Just as I ask if we ever know a parent fully, I could as easily ask if we ever know a child fully. Did he know me or just the outward manifestations? Was he locked inside a parent's eyes just as I was in a child's? My father was a problem solver and sometimes brought that perspective to his children. That was actually when he was at his best. We taught each other. He once told me that he learned he had to deal with me differently. He couldn't spank me for misbehavior and assume that would resolve it. In fact, I would turn around and do exactly the same thing again to assert that he could not control me. We had warring temperaments, perhaps too much alike. I knew how to fight back, he created me after all. He told me that he had learned he had to reason with me. I silently chuckled. I remember my thought process as a child. "Don't let him think he can control you" I had told myself.

When I went off to college in the 1970s he took me aside and tried his reasoning techniques. He began,"I know you're going to experiment with things in college", his tone calm and rational. "But I would appreciate if you didn't try acid," he continued. "Did my father just say that?" I thought.

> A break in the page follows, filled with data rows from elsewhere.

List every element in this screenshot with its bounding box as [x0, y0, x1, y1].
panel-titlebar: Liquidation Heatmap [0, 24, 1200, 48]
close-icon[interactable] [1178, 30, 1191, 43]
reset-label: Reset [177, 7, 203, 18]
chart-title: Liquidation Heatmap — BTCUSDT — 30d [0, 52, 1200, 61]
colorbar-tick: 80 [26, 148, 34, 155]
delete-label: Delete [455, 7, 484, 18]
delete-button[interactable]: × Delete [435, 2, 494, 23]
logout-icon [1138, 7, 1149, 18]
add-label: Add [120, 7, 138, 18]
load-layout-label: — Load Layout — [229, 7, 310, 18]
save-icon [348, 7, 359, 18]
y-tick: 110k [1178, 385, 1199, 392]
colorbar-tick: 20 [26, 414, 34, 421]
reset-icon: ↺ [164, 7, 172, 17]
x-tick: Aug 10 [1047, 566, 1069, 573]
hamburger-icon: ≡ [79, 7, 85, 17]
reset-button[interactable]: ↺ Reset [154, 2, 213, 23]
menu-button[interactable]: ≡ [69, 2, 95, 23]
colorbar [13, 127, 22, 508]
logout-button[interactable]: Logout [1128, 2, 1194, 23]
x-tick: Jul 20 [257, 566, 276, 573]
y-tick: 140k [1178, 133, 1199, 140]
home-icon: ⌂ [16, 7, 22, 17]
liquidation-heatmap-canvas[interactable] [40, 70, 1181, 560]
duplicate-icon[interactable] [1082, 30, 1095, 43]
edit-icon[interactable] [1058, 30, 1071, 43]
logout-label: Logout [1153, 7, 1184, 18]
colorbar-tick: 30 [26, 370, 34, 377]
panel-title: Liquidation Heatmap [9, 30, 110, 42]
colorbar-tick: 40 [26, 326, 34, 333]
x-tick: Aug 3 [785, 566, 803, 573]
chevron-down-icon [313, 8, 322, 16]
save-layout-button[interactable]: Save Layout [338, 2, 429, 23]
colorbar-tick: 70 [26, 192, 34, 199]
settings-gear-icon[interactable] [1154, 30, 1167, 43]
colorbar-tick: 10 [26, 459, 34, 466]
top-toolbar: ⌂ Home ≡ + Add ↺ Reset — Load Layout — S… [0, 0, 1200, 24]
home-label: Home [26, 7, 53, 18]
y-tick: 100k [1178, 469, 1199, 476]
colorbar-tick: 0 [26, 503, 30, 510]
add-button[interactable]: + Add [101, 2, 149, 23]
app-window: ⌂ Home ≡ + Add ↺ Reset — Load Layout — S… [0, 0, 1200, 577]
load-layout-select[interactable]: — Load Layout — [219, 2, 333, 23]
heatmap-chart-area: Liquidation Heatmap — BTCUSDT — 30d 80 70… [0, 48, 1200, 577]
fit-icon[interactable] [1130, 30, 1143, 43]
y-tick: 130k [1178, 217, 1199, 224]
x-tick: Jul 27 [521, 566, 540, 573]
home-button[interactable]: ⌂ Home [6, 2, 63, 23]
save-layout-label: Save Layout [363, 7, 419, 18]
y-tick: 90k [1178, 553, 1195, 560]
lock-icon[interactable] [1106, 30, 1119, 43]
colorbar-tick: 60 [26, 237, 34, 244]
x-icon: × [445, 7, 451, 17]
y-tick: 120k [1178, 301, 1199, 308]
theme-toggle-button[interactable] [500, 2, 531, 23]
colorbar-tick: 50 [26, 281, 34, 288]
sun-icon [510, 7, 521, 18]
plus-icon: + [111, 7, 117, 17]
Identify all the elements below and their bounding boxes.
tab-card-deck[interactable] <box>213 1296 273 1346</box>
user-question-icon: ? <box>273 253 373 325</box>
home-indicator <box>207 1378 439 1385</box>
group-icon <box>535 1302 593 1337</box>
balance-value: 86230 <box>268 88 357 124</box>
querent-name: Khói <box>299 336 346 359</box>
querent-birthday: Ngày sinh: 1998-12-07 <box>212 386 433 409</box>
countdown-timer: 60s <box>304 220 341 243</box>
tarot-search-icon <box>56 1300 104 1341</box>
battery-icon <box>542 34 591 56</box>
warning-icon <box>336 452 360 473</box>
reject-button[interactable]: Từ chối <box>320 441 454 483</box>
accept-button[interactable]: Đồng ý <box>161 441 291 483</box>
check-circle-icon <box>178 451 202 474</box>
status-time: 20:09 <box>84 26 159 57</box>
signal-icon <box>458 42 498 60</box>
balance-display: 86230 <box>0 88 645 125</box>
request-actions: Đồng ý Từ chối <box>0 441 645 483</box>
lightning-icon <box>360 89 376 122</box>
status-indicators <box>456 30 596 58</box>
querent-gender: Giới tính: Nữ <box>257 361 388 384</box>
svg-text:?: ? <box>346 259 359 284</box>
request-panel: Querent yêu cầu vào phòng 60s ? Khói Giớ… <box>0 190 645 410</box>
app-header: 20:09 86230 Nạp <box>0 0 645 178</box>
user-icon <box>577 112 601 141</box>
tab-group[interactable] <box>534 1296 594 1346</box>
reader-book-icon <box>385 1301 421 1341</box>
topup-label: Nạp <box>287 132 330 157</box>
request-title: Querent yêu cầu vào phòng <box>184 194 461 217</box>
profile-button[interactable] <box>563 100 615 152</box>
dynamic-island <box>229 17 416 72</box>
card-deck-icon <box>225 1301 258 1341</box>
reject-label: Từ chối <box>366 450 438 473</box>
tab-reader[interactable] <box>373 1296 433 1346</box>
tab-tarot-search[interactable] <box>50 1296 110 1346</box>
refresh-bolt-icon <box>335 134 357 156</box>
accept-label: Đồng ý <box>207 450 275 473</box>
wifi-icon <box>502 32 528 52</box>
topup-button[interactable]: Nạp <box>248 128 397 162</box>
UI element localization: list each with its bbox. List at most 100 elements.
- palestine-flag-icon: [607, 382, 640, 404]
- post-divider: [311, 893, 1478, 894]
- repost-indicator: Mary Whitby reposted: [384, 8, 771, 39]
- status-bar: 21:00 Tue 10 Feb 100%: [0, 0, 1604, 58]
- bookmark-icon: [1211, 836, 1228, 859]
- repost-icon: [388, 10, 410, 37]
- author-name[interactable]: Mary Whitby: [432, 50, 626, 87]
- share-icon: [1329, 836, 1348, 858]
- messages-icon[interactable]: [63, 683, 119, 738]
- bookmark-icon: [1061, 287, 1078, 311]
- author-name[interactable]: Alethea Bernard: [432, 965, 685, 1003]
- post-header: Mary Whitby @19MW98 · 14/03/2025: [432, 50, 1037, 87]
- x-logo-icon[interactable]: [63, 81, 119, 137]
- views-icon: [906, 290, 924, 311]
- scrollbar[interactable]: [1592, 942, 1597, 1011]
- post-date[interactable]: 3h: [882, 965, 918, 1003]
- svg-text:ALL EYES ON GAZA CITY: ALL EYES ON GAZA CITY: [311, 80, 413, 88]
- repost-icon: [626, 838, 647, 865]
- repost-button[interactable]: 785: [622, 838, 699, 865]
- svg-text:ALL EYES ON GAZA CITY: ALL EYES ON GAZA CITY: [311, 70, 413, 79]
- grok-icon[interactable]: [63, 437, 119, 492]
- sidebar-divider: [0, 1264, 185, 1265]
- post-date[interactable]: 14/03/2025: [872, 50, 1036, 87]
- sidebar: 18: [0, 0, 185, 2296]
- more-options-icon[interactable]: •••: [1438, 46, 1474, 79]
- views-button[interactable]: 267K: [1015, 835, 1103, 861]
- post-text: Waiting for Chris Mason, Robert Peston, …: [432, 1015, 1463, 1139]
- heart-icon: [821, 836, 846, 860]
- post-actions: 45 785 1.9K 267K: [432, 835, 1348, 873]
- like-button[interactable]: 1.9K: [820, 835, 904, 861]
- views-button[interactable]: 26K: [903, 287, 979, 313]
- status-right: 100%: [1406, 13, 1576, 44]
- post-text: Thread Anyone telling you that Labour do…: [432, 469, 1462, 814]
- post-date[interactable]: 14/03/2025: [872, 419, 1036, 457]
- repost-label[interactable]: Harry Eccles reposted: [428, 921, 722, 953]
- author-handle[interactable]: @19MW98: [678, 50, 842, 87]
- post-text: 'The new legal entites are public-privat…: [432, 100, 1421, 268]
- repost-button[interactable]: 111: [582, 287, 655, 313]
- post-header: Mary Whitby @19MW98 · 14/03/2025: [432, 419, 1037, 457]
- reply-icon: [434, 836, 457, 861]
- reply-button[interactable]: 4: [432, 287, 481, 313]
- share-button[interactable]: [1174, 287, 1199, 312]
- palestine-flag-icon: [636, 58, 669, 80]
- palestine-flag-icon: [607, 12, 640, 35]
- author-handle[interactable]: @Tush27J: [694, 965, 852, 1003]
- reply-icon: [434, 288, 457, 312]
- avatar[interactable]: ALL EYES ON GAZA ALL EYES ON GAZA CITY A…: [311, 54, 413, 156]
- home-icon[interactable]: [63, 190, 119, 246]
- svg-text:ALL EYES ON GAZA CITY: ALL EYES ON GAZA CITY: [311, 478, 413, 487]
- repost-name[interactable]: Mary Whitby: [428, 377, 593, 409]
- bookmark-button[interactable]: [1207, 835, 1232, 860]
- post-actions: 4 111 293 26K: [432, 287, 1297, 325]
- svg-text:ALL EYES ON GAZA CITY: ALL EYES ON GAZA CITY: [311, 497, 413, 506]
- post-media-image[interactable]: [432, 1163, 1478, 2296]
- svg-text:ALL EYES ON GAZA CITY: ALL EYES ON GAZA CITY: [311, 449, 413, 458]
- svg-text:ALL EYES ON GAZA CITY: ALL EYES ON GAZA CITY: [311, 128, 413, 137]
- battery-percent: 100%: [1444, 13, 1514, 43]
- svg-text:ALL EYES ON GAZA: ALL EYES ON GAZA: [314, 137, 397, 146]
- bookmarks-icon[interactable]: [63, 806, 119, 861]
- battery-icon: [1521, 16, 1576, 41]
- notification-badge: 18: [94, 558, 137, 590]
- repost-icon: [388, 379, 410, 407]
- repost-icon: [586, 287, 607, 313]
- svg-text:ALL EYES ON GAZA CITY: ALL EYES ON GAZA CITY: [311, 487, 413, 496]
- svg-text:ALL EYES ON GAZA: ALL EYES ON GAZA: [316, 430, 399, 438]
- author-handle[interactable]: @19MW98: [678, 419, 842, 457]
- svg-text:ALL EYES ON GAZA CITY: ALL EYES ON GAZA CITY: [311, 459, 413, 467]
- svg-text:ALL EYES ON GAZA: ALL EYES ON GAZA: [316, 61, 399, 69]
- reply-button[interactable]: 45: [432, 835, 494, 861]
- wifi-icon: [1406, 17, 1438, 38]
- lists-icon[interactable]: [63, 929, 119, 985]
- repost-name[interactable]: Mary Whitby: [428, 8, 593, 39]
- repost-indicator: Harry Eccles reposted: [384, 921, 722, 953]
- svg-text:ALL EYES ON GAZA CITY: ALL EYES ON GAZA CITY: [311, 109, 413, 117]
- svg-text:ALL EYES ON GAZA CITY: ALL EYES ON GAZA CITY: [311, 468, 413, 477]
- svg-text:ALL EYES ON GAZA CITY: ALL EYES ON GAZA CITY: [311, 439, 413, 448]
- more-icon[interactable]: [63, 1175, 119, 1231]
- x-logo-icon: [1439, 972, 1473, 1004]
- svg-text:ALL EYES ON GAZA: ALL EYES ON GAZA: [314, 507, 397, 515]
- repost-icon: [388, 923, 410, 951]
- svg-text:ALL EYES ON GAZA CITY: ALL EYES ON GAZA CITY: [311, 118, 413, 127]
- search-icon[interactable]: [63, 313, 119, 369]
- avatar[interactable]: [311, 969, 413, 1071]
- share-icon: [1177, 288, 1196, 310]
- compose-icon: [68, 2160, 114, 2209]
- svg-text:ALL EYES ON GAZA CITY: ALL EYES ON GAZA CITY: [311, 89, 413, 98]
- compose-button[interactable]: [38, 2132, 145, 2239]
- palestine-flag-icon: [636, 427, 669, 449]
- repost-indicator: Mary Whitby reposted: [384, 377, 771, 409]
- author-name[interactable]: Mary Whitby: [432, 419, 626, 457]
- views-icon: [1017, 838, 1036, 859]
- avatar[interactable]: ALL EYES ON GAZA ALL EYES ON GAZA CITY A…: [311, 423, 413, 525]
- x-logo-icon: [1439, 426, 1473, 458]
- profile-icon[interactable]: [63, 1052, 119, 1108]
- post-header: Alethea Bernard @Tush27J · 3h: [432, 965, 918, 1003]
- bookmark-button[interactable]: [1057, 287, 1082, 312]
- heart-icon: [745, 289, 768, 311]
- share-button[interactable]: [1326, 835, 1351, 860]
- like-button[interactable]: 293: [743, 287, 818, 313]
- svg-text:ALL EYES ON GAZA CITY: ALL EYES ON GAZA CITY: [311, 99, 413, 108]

I was a "good girl" in those days, but a cautious experimenter. He understood my curiosity about the world because he shared it. I was so taken with the respectful tone of his request that I agreed to it and later when the opportunity arose, I thought back to our conversation and took a pass. I must confess to being somewhat relieved that I had promised my father.

So now I go through his career papers to sort out what I will send to the library of the university where he spent his career. I consider what aspects of this man they will be interested in even as I reflect on our college send off conversation recorded only in memory. We are complicated creatures and my father more than most. At best we only get glimpses of each other filtered through one perspective. I am grateful for this chance to see him through other perspectives as well and to acknowledge the sheer complexity of our imperfect selves.